In this conflict, India was also drawn in, which resulted in India-Pakistan war. The US had announced that it would defend East Pakistan and send its ninth fleet which, however, never arrived.
The theatre of war was heating up in Afghanistan with some new dimensions. First, preparing the militia, mostly Afghans; and second, to restore the supremacy of Islam. In 1978, Afghan army in a coup seized power and executed Hafizullah Amin for refusing to abdicate power. It was a prelude to a larger and murky game.
In 1979, Soviet Army attacked Afghanistan. The Islamist resistance group or groups were gradually building up. Pakistan Prime Minister, Zulfikar Ali Bhutto was supporting the Islamist movement which was building up in Afghanistan against Soviets. He had not forgotten Mohammad Daoud’s support to Pashtunistan movement; hence his support for Islamic movement was in sync with his ideology.

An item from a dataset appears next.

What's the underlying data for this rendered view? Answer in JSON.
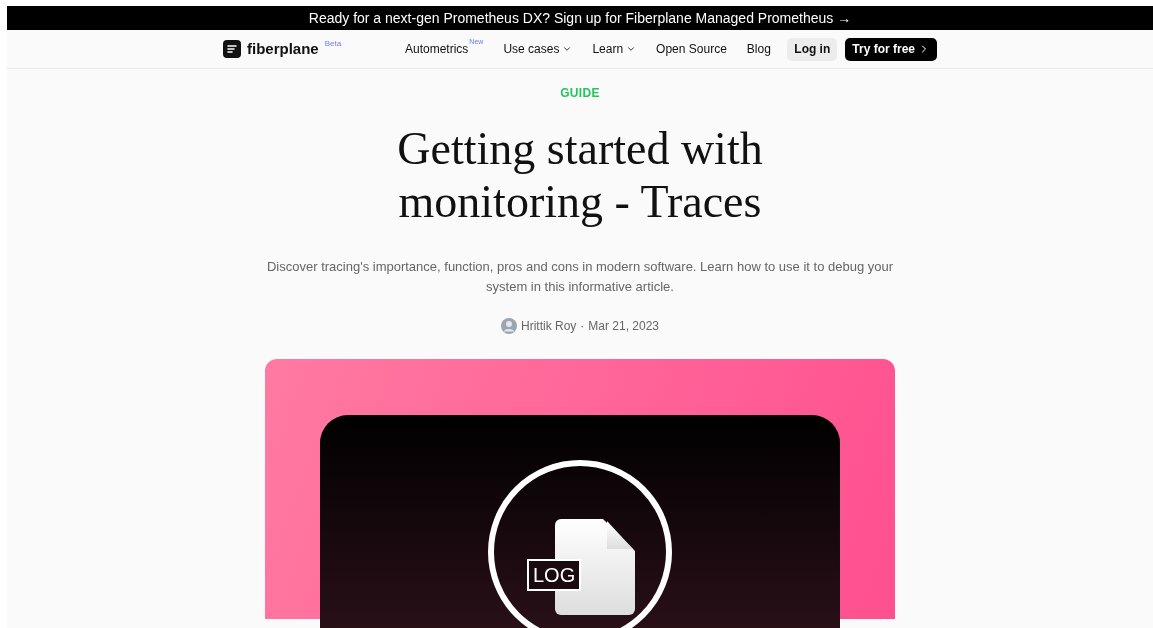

Before Soviet invasion of Afghanistan in 1979, Afghan Islamists organized rebellion failed twice. In 1974, Islamists plotted a coup against Mohammad Daoud but failed and their leaders took refuge in Pakistan. Later, in Panjshir, an uprising was attempted in 1975 which again failed and participants were provided refuge in Pakistan.
In 1979, with the arrival of Soviet Red Army in Afghanistan, the prominent world powers paid serious attention to formulate a proper and effective strategy to deal with the situation and drive out Soviets from Afghanistan. The two components which were crucial to the strategy included collecting the finances to raise the force, and to train the recruits in warfare technology.
The training of recruits in warfare was crucial because it not only provide military training but brainwashing and providing inputs regarding extremist and fundamentalist Islamism. This second crucial task was assigned to Pakistan and most probably to their intelligence agencies. The financial part was handled by the US, China, Saudi Arabia, other Islamic Countries, and even Europe.